The industry is now starting to make an effort towards interoperability, such as the recently announced co-operation and the Storage Networking Industry Association (SNIA) is also supporting it.

“Alliances such as this will offer specific solutions that address certain customer needs, or be designed for certain vertical markets, but they won’t have a tremendous impact on the overall storage market,” he pointed.

Explaining further, he said that the storage market is growing too fast for such alliances to influence it, and the incredibly varied nature of e-businesses, and the storage requirements, strategies and existing resources behind them, makes the storage market vast and varied, to be dominated by specific alliances.

Rather, customers will still look for open systems that suit their individual requirements; one that can be integrated into their existing e-business environment, that can protect and manage their storage with a minimum of resources.

“The increased standardization of infrastructure, such as the trend towards an Internet Protocol infrastructure rather than a Fiber Channel infrastructure, is appealing to users – IP is ubiquitous, understood, and inexpensive, which forms the basis for initiatives such as Storage Over IP and storage service providers (SSPs),” he added.

He believes that one of the areas in which interoperability will happen first is through a common interface to perform configuration and management, regardless of devices.

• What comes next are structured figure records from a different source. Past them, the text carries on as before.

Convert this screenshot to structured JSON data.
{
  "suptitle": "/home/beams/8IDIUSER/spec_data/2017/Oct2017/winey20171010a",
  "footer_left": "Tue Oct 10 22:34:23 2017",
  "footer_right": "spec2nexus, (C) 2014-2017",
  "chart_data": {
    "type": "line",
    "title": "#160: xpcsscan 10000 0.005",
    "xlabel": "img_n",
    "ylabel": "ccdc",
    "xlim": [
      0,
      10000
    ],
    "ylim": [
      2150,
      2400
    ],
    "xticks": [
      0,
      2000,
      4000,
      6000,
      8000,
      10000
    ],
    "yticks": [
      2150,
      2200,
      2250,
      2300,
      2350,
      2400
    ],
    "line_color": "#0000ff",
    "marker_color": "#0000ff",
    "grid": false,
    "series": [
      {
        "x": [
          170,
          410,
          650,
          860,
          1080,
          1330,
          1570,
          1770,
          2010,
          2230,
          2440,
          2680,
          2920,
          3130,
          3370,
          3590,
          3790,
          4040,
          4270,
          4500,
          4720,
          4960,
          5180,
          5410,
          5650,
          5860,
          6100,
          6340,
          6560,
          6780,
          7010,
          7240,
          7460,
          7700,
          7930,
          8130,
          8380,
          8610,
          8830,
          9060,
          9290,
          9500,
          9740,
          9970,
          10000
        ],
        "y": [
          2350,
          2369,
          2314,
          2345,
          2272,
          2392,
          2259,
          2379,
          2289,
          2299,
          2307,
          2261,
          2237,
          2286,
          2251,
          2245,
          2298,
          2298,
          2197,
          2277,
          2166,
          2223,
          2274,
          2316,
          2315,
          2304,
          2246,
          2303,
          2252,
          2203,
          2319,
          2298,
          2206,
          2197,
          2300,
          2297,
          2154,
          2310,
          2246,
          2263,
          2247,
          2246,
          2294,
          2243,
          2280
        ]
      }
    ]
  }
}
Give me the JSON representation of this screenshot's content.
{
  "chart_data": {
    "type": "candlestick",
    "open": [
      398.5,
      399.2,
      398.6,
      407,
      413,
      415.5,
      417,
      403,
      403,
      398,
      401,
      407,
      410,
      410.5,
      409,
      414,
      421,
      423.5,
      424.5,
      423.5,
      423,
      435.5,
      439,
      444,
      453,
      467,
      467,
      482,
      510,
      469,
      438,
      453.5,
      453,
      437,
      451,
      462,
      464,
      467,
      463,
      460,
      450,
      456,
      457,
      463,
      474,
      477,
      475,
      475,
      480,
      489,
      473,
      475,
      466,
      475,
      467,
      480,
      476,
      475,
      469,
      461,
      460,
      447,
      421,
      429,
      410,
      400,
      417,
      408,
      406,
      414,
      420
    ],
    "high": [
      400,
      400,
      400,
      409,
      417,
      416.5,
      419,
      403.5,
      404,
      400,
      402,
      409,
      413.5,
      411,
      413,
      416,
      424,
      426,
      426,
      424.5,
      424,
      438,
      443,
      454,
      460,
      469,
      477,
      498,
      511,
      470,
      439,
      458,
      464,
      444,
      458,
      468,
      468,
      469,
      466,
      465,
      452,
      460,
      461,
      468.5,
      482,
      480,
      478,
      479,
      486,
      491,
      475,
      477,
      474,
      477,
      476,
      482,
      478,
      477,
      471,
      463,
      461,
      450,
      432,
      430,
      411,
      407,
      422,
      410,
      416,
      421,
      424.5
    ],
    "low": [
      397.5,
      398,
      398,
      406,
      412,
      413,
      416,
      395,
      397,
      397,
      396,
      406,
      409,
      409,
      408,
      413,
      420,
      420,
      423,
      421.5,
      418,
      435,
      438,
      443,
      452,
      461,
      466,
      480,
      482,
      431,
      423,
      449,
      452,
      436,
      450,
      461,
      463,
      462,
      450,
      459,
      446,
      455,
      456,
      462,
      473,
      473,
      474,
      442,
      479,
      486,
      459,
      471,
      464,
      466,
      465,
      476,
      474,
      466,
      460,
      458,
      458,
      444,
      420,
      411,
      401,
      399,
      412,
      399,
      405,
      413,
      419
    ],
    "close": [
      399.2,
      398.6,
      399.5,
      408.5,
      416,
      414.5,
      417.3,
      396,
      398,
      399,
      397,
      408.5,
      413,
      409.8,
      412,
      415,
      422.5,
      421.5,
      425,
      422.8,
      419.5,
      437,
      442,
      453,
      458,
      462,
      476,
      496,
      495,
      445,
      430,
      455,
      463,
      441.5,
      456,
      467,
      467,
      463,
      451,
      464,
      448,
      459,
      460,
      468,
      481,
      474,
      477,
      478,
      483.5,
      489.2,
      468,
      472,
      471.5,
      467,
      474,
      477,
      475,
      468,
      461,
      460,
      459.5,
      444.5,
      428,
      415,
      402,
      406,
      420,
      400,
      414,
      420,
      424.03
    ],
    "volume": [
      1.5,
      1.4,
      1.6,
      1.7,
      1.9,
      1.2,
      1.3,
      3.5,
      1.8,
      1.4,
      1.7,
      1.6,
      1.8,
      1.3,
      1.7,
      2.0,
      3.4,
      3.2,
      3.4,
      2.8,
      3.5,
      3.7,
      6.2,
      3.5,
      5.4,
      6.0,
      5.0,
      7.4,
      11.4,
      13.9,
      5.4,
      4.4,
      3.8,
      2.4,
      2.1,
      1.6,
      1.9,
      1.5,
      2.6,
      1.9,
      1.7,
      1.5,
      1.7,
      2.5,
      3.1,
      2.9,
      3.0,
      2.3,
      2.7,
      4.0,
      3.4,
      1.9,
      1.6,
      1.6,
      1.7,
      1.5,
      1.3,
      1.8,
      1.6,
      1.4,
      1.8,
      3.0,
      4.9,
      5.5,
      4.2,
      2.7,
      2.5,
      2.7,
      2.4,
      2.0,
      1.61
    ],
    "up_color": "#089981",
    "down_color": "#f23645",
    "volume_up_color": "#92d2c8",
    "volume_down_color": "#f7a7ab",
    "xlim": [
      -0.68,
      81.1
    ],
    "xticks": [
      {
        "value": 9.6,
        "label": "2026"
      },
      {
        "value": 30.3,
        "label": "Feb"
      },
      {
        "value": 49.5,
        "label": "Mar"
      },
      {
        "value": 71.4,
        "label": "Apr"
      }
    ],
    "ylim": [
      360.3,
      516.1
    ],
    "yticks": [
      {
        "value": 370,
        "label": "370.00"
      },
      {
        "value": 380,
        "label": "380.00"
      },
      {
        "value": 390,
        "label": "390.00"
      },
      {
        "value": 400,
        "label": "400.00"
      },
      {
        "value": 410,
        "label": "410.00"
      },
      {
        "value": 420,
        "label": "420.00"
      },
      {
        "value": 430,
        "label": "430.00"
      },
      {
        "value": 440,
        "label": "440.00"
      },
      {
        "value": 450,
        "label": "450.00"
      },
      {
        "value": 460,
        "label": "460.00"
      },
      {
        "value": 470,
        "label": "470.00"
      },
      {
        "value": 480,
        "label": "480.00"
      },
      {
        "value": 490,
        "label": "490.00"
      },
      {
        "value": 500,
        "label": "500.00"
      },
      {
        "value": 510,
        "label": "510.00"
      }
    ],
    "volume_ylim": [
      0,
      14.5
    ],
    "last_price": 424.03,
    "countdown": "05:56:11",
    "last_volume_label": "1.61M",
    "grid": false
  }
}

CA’s ARCserve2000 already does that, delivering data protection for Windows NT/2000 environments including centralized management, assured virus-free backup/restore, SAN serverless backup and integrated fail-over with Microsoft Cluster Services.

He emphasized that interoperability is not just a reachable goal, it’s a necessary goal for the storage industry to flourish and ensure it delivers customers the benefits of vendor neutrality, reduced need for staff training, and investment protection for older hardware - all necessary in the long-term development of e-business.